Choose a good planting spot – obstructions such as stumps and tree roots from previous tree crops, and rocks should be avoided. Otherwise these obstructions may cause root distortion, retard the seedling’s growth and make it prone to toppling.
 
Cultivation – manual cultivation is done with a spade. The soil is cultivated to a full spade blade depth. This makes easy planting and allows new seedling roots to grow straight. Hard soils can be mechanically cultivated, usually to a depth of 600 mm. Deep cultivation improves conditions for root development.

Manual Planting

•     Cultivate the soil and open up a good sized slot in the soil
       with the blade of the spade. This allows the seedling roots
       to spread more naturally. A narrower V-shaped slit will
       sweep up roots as the seedling goes in, leading to lop-
       sided root development and risk of toppling of the
       seedling by wind.
 
•     Place the seedling in the opened slot.
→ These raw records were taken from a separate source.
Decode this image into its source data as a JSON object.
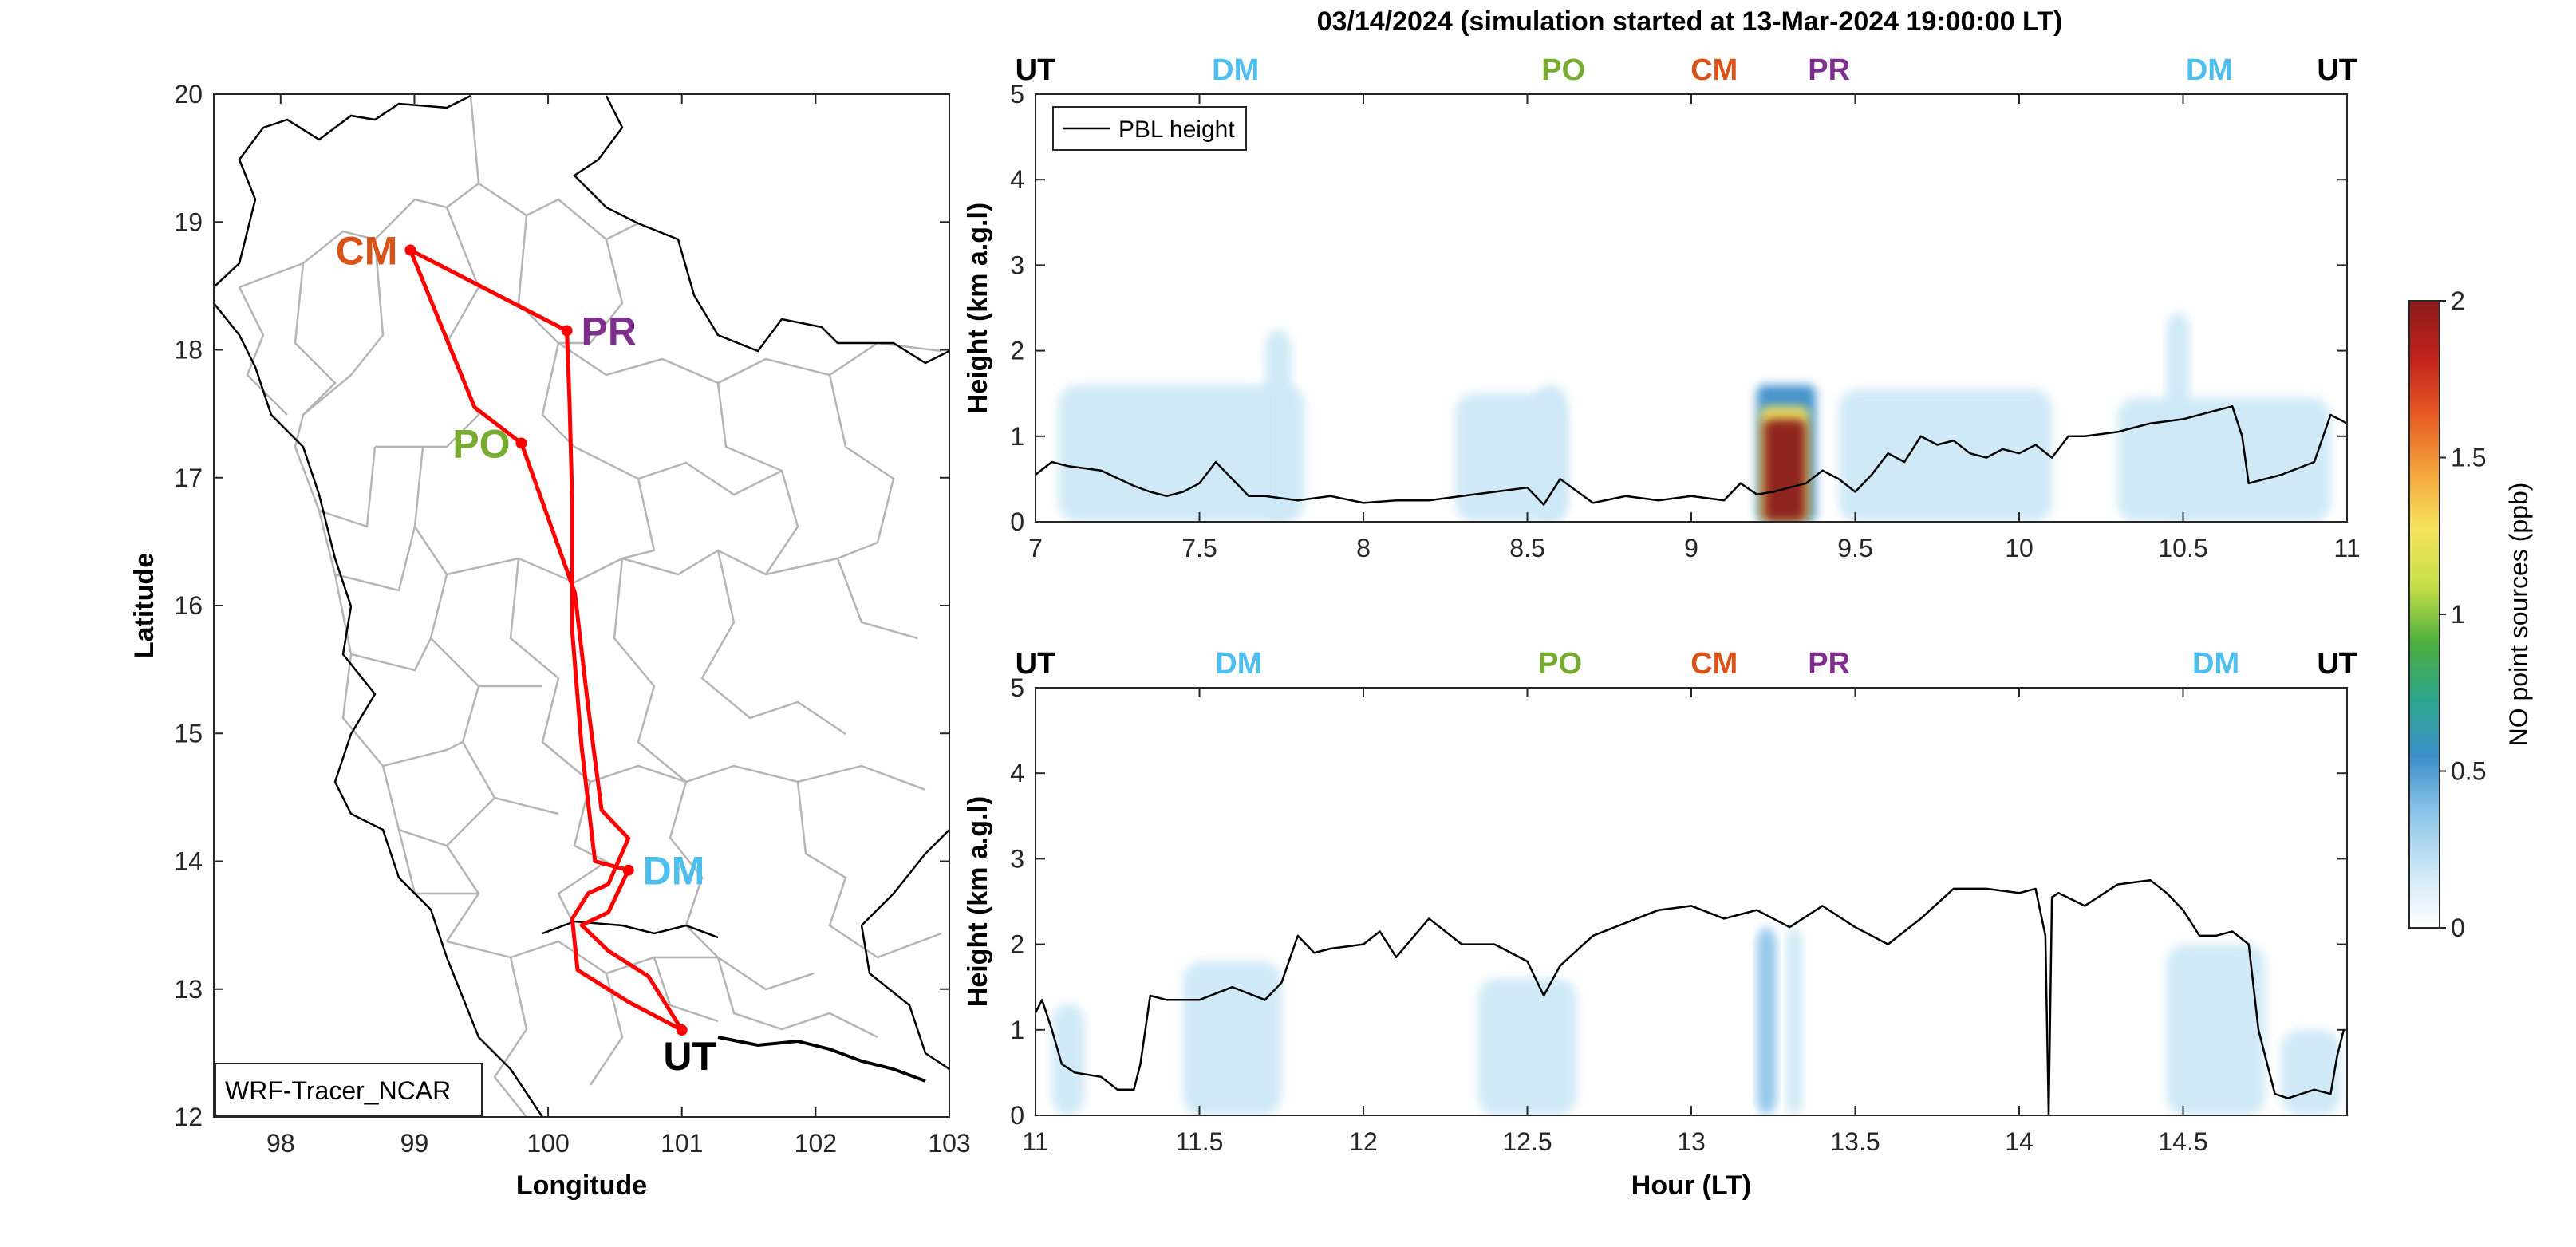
{
  "figure_title": "03/14/2024 (simulation started at 13-Mar-2024 19:00:00 LT)",
  "chart_data": [
    {
      "id": "map",
      "type": "line",
      "xlabel": "Longitude",
      "ylabel": "Latitude",
      "xlim": [
        97.5,
        103
      ],
      "ylim": [
        12,
        20
      ],
      "xticks": [
        98,
        99,
        100,
        101,
        102,
        103
      ],
      "yticks": [
        12,
        13,
        14,
        15,
        16,
        17,
        18,
        19,
        20
      ],
      "legend_label": "WRF-Tracer_NCAR",
      "legend_position": "bottom-left",
      "sites": [
        {
          "label": "CM",
          "lon": 98.97,
          "lat": 18.78,
          "color": "#D95319"
        },
        {
          "label": "PR",
          "lon": 100.14,
          "lat": 18.15,
          "color": "#7E2F8E"
        },
        {
          "label": "PO",
          "lon": 99.8,
          "lat": 17.27,
          "color": "#77AC30"
        },
        {
          "label": "DM",
          "lon": 100.6,
          "lat": 13.93,
          "color": "#4DBEEE"
        },
        {
          "label": "UT",
          "lon": 101.0,
          "lat": 12.68,
          "color": "#000000"
        }
      ],
      "flight_track": {
        "color": "#FF0000",
        "points": [
          [
            101.0,
            12.68
          ],
          [
            100.6,
            12.9
          ],
          [
            100.22,
            13.15
          ],
          [
            100.18,
            13.55
          ],
          [
            100.3,
            13.75
          ],
          [
            100.45,
            13.82
          ],
          [
            100.6,
            14.18
          ],
          [
            100.4,
            14.4
          ],
          [
            100.3,
            15.2
          ],
          [
            100.2,
            16.1
          ],
          [
            99.8,
            17.27
          ],
          [
            99.45,
            17.55
          ],
          [
            98.97,
            18.78
          ],
          [
            100.14,
            18.15
          ],
          [
            100.16,
            17.6
          ],
          [
            100.18,
            16.8
          ],
          [
            100.18,
            15.8
          ],
          [
            100.25,
            14.9
          ],
          [
            100.35,
            14.0
          ],
          [
            100.6,
            13.93
          ],
          [
            100.45,
            13.6
          ],
          [
            100.25,
            13.5
          ],
          [
            100.45,
            13.3
          ],
          [
            100.75,
            13.1
          ],
          [
            101.0,
            12.68
          ]
        ]
      }
    },
    {
      "id": "curtain-top",
      "type": "area",
      "ylabel": "Height (km a.g.l)",
      "xlim": [
        7,
        11
      ],
      "ylim": [
        0,
        5
      ],
      "xticks": [
        7,
        7.5,
        8,
        8.5,
        9,
        9.5,
        10,
        10.5,
        11
      ],
      "yticks": [
        0,
        1,
        2,
        3,
        4,
        5
      ],
      "legend_label": "PBL height",
      "legend_position": "top-left",
      "site_labels": [
        {
          "label": "UT",
          "x": 7.0,
          "color": "#000000"
        },
        {
          "label": "DM",
          "x": 7.61,
          "color": "#4DBEEE"
        },
        {
          "label": "PO",
          "x": 8.61,
          "color": "#77AC30"
        },
        {
          "label": "CM",
          "x": 9.07,
          "color": "#D95319"
        },
        {
          "label": "PR",
          "x": 9.42,
          "color": "#7E2F8E"
        },
        {
          "label": "DM",
          "x": 10.58,
          "color": "#4DBEEE"
        },
        {
          "label": "UT",
          "x": 10.97,
          "color": "#000000"
        }
      ],
      "pbl_height": {
        "x": [
          7.0,
          7.05,
          7.1,
          7.2,
          7.3,
          7.35,
          7.4,
          7.45,
          7.5,
          7.55,
          7.6,
          7.65,
          7.7,
          7.8,
          7.9,
          8.0,
          8.1,
          8.2,
          8.3,
          8.4,
          8.5,
          8.55,
          8.6,
          8.7,
          8.8,
          8.9,
          9.0,
          9.1,
          9.15,
          9.2,
          9.25,
          9.3,
          9.35,
          9.4,
          9.45,
          9.5,
          9.55,
          9.6,
          9.65,
          9.7,
          9.75,
          9.8,
          9.85,
          9.9,
          9.95,
          10.0,
          10.05,
          10.1,
          10.15,
          10.2,
          10.3,
          10.4,
          10.5,
          10.6,
          10.65,
          10.68,
          10.7,
          10.8,
          10.9,
          10.95,
          11.0
        ],
        "y": [
          0.55,
          0.7,
          0.65,
          0.6,
          0.42,
          0.35,
          0.3,
          0.35,
          0.45,
          0.7,
          0.5,
          0.3,
          0.3,
          0.25,
          0.3,
          0.22,
          0.25,
          0.25,
          0.3,
          0.35,
          0.4,
          0.2,
          0.5,
          0.22,
          0.3,
          0.25,
          0.3,
          0.25,
          0.45,
          0.32,
          0.35,
          0.4,
          0.45,
          0.6,
          0.5,
          0.35,
          0.55,
          0.8,
          0.7,
          1.0,
          0.9,
          0.95,
          0.8,
          0.75,
          0.85,
          0.8,
          0.9,
          0.75,
          1.0,
          1.0,
          1.05,
          1.15,
          1.2,
          1.3,
          1.35,
          1.0,
          0.45,
          0.55,
          0.7,
          1.25,
          1.15
        ]
      },
      "tracer_regions": [
        {
          "x0": 7.07,
          "x1": 7.82,
          "top": 1.6,
          "level": 0.2
        },
        {
          "x0": 7.7,
          "x1": 7.78,
          "top": 2.25,
          "level": 0.2
        },
        {
          "x0": 8.28,
          "x1": 8.62,
          "top": 1.5,
          "level": 0.18
        },
        {
          "x0": 8.52,
          "x1": 8.62,
          "top": 1.6,
          "level": 0.2
        },
        {
          "x0": 9.45,
          "x1": 10.1,
          "top": 1.55,
          "level": 0.18
        },
        {
          "x0": 10.3,
          "x1": 10.95,
          "top": 1.45,
          "level": 0.18
        },
        {
          "x0": 10.45,
          "x1": 10.52,
          "top": 2.45,
          "level": 0.18
        },
        {
          "x0": 9.2,
          "x1": 9.38,
          "top": 1.6,
          "level": 0.6
        },
        {
          "x0": 9.21,
          "x1": 9.36,
          "top": 1.35,
          "level": 1.2
        },
        {
          "x0": 9.22,
          "x1": 9.35,
          "top": 1.2,
          "level": 2.0
        }
      ]
    },
    {
      "id": "curtain-bottom",
      "type": "area",
      "xlabel": "Hour (LT)",
      "ylabel": "Height (km a.g.l)",
      "xlim": [
        11,
        15
      ],
      "ylim": [
        0,
        5
      ],
      "xticks": [
        11,
        11.5,
        12,
        12.5,
        13,
        13.5,
        14,
        14.5
      ],
      "yticks": [
        0,
        1,
        2,
        3,
        4,
        5
      ],
      "site_labels": [
        {
          "label": "UT",
          "x": 11.0,
          "color": "#000000"
        },
        {
          "label": "DM",
          "x": 11.62,
          "color": "#4DBEEE"
        },
        {
          "label": "PO",
          "x": 12.6,
          "color": "#77AC30"
        },
        {
          "label": "CM",
          "x": 13.07,
          "color": "#D95319"
        },
        {
          "label": "PR",
          "x": 13.42,
          "color": "#7E2F8E"
        },
        {
          "label": "DM",
          "x": 14.6,
          "color": "#4DBEEE"
        },
        {
          "label": "UT",
          "x": 14.97,
          "color": "#000000"
        }
      ],
      "pbl_height": {
        "x": [
          11.0,
          11.02,
          11.05,
          11.08,
          11.12,
          11.2,
          11.25,
          11.3,
          11.32,
          11.35,
          11.4,
          11.5,
          11.6,
          11.7,
          11.75,
          11.8,
          11.85,
          11.9,
          12.0,
          12.05,
          12.1,
          12.2,
          12.3,
          12.4,
          12.5,
          12.55,
          12.6,
          12.7,
          12.8,
          12.9,
          13.0,
          13.1,
          13.2,
          13.3,
          13.4,
          13.5,
          13.6,
          13.7,
          13.8,
          13.9,
          14.0,
          14.05,
          14.08,
          14.09,
          14.1,
          14.12,
          14.2,
          14.3,
          14.4,
          14.45,
          14.5,
          14.55,
          14.6,
          14.65,
          14.7,
          14.73,
          14.78,
          14.82,
          14.9,
          14.95,
          14.97,
          14.99
        ],
        "y": [
          1.2,
          1.35,
          1.0,
          0.6,
          0.5,
          0.45,
          0.3,
          0.3,
          0.6,
          1.4,
          1.35,
          1.35,
          1.5,
          1.35,
          1.55,
          2.1,
          1.9,
          1.95,
          2.0,
          2.15,
          1.85,
          2.3,
          2.0,
          2.0,
          1.8,
          1.4,
          1.75,
          2.1,
          2.25,
          2.4,
          2.45,
          2.3,
          2.4,
          2.2,
          2.45,
          2.2,
          2.0,
          2.3,
          2.65,
          2.65,
          2.6,
          2.65,
          2.1,
          0.0,
          2.55,
          2.6,
          2.45,
          2.7,
          2.75,
          2.6,
          2.4,
          2.1,
          2.1,
          2.15,
          2.0,
          1.0,
          0.25,
          0.2,
          0.3,
          0.25,
          0.7,
          1.0
        ]
      },
      "tracer_regions": [
        {
          "x0": 11.0,
          "x1": 15.0,
          "top": 2.6,
          "level": 0.08
        },
        {
          "x0": 11.05,
          "x1": 11.15,
          "top": 1.3,
          "level": 0.16
        },
        {
          "x0": 11.45,
          "x1": 11.75,
          "top": 1.8,
          "level": 0.1
        },
        {
          "x0": 12.35,
          "x1": 12.65,
          "top": 1.6,
          "level": 0.1
        },
        {
          "x0": 13.2,
          "x1": 13.26,
          "top": 2.2,
          "level": 0.3
        },
        {
          "x0": 13.29,
          "x1": 13.34,
          "top": 2.2,
          "level": 0.25
        },
        {
          "x0": 14.45,
          "x1": 14.75,
          "top": 2.0,
          "level": 0.1
        },
        {
          "x0": 14.8,
          "x1": 14.98,
          "top": 1.0,
          "level": 0.12
        }
      ]
    },
    {
      "id": "colorbar",
      "type": "heatmap",
      "label": "NO point sources (ppb)",
      "ylim": [
        0,
        2
      ],
      "ticks": [
        0,
        0.5,
        1,
        1.5,
        2
      ],
      "tick_labels": [
        "0",
        "0.5",
        "1",
        "1.5",
        "2"
      ],
      "colormap": [
        "#FFFFFF",
        "#CDE8F7",
        "#8EC6EA",
        "#3C8FCB",
        "#2CA58C",
        "#4DAF3F",
        "#C7DF47",
        "#F4E35C",
        "#F3A43B",
        "#E85A24",
        "#C0221C",
        "#8B1A1A"
      ]
    }
  ]
}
Replace the
      soil around the roots.
 
•     The seedling is pulled upwards, about 50–100 mm, to
       straighten any roots that may be twisted or swept up.

Using the sole of the boot, not the heel, the soil is firmed around the seedling. Planters use the same technique for each seedling to ensure uniformity throughout a stand.

Experienced contractors will plant between 800 to 1,500 trees per day.

Mechanical Planting

Several types of mechanical tree planters are in use:  

•     Continuous furrow planters
•     Intermittent tree planters.

Speed and accuracy of spacing between plants are the main reasons for using machines. However their use is limited in New Zealand. The factors in favouring manual planting over mechanical, include:  

Site conditions – steep grades, irregular terrain and debris are factors that mechanical planters have difficulty dealing with.
Variable seedling size – too much variation in seedling size may create problems with planting machines designed for a particular size.


Planting Density

Establishment of a forest requires forward planning. The forest site and the expected use of the mature tree, will determine the number of seedlings planted per hectare, and sometimes even the species that should be planted.

Planting more than the planned final tree crop stocking allows for thinning to select the best trees for the final crop.